Grey clouds stretched across the sky as sweat poured down my face. I wished for dry weather. My interval timer lit up green, signifying a 60-second break before my next effort. Then a couple of drops fell on to the screen.
Please don’t rain. Please don’t rain. Please don’t rain. Droplets multiplied with each interval. Halfway through my warm-up, I could no longer decipher between sweat and rain.
I peered across the parking lot full of stationary cyclists. Heads bobbing and faces glistening from sweat and drizzle. Everyone staring at the ground unless a familiar face approached their little five-foot training zone.
I always want to look tough, for whatever egotistical reason. I guess it’s one of those beliefs that if I look the part, maybe I’ll act it. I have this fear of people thinking I’m weak so I assume if I act like I’m not gonna take anyone’s shit, no one will mess with me. I learned that back when I was in elementary school and was constantly ridiculed about the moles on my face. I taught myself that if I confronted the bullies first, they usually backed down. Then I became hard and people left me alone.
I rolled up to the start line, regretting not dressing warmer. They counted down: 5…look at all the fucking rain.
4…god, I hope my legs are ready.
3…just catch the women in front of you.
2…I don’t want to come in last.
Water attacked my face and my legs were already burning before I reached the woman in front of me.
I always wonder if I’m the only one whose legs burn prematurely, who wants to give up five minutes into the race, who hopes for a mechanical so I can blame something else other than my inabilities.
I pushed each pedal until I caught up with her. Water splashed in my face. I broke my aero position to wipe my glasses. The rain smeared away leaving foggy mildew behind. My breaths were no longer smooth. They were quick, short, like I had no air.

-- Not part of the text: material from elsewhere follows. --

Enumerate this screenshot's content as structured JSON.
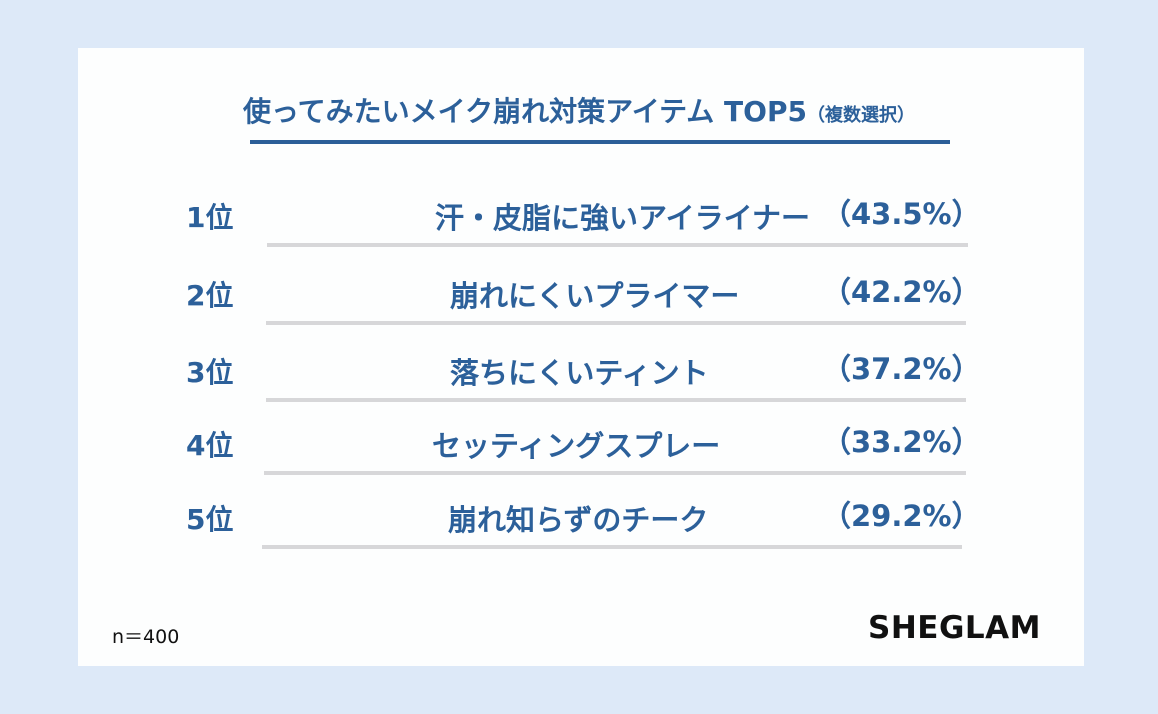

Losing my vision is my biggest fear.
This ride tested my mental fortitude of racing and not seeing in front of me. I imagined hitting a pothole, sending it over my handlebars, and breaking my neck. Every time I couldn’t see through my sunglasses, I thought I’d crash.
Between not wanting to come in last and not becoming a paraplegic, I was a ball of anxiety. Slowing way down at turns out of fear of slipping out and crashing, allowed the woman who started after me to catch up. I heard her shift gears, saw her out of the corner of my eye, and I knew I wasn’t doing as well as I’d hoped. We raced alongside each other up the hill, dodging piles of hail, puddles of rain.
“Don’t let her get ahead of you,” I thought. I’d gone too far to let her pass me at the end. I saw the orange cones ahead. I picked up my pace as she slowly drifted behind. I pedaled faster. I heard Stephen from inside the RV shout “go Jessica!” And I crossed the line.
The lady pulled over to tell me she didn’t realize it was the finish line. I’m not sure how you miss it, but that’s neither here nor there. I thanked her for inspiring me to work harder because I was mentally checking out before she caught up to me. “You pushed me harder at the end because I didn’t want you to pass me, so thanks for that.”
While I missed third place by 11 seconds, I learned that you can let fear control you or you can control fear. I realize too often I let fear imprison me. I slow down out of fear. I ease off wheels out of fear. I can’t clip in at the start of the race out of fear.
But fear is a choice. And every time we face fears, there’s one less thing that controls us.